А сейчас его ждала всепоглощающая толчея Невского.
Но до Невского было далеко.
Собаки лаяли по всей Коломне; длинный полуповаленный забор, неизвестно к чему огораживающий пустырь, нагонял тоску; с неба сыпалось: не то изморось, не то редкий дождь; извозчик тащился мимо, поглядывая по сторонам, ища франта. И он почувствовал вдруг себя таким франтом. Молоденьким, ничего не значащим франтиком, которого каждый может щёлкнуть. И раньше на него находило чувство уязвимости, но это было не то...
Он, например, отнекивался, никого не приглашал в гости, даже из самых близких. Невозможным представлялось обнажить перед кем бы то ни было ни безобразия полуобдёрганных, когда-то дорогих кресел, ни самого пошлого сора неметёных комнат. Дельвиг вздумал однажды посмеяться стихами над несуразицей этого дома:
Друг Пушкин, хочешь ли отведать
Дурного масла, яйц гнилых?
Так приходи со мной обедать
Сегодня у своих родных.
Он надулся на Дельвига, однако Дельвиг был свой брат. У него у самого вечно в сапогах хлюпало, и жаркое он уминал за обе щеки, не справляясь, на каком масле его жарили.
Другие приставали, просили адрес вполне безобидно, но он отделывался шутками, пожатием плеч, молчанием.
Но самая большая неловкость заключалась в том, что этажом ниже куда как благопристойно жили Корфы. Модинька, едкий и всё примечающий, сводил лопатки, когда он смотрел ему вслед. Шаг Модиньки становился особенно текучим, будто Корф боялся споткнуться. Он знал, Корф, как бы сострадая, где только не рассказывает: Пушкины опять занимали у них в семействе столовое серебро, к приходу гостей не хватало трёх приборов!
Да лих с ним, с серебром. Корф однажды вздумал изобразить величайшее изумление, увидев Надежду Осиповну [50], втискивающую в узкие двери кареты не в меру отяжелевший стан. Шаль не могла скрыть изменившихся форм, мать должна была вот-вот родить. Взгляд Корфа, слегка откинутая, как бы в замешательстве, фигура его были ужасны.
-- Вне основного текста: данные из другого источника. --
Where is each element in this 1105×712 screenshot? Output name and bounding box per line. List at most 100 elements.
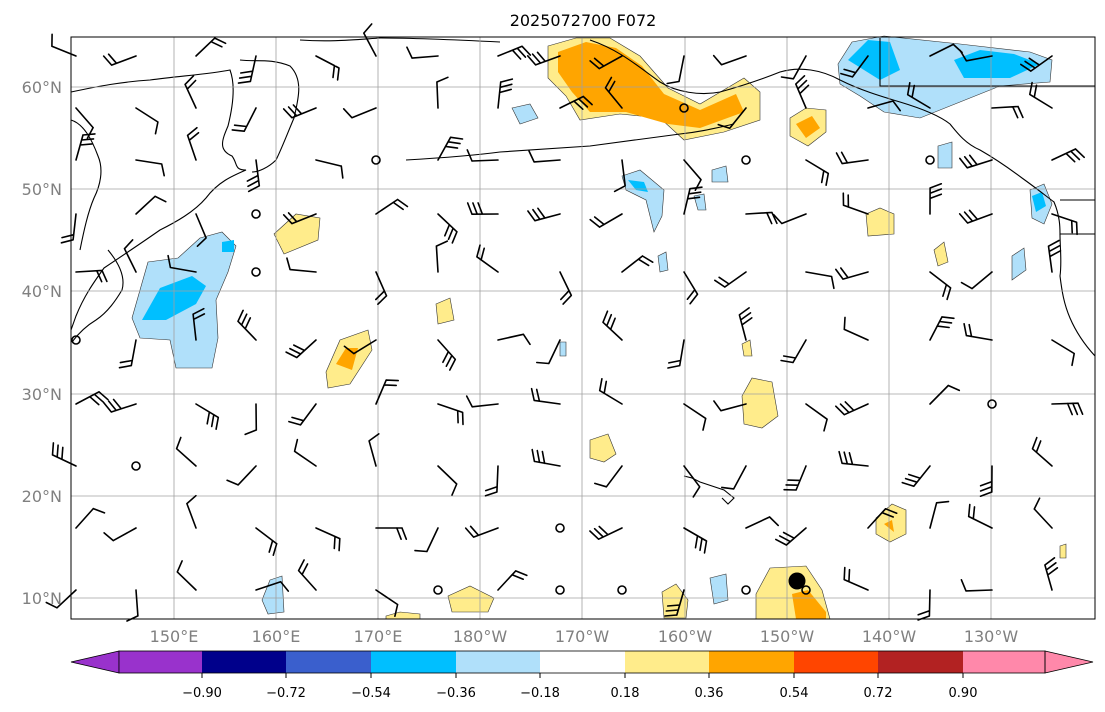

Мать старела неудержимо, роды изматывали её. Отец же был просто стар. Вообще молодым он отца не помнил. Помнил кудрявого, белокурого, но уже обрюзгшего господина, благоговейно держащего новую французскую книжку, читающего с таким искренним подвыванием, будто сам сочинил или, вернее, сам излил из себя все эти изящные строки. Был ещё и другой образ отца — франт с подпрыгивающей лёгкой походкой, с рукой, бережно оправляющей кок над высоким лбом. Франту не терпелось на улицу, точно так же, как крепостному дядьке Никите.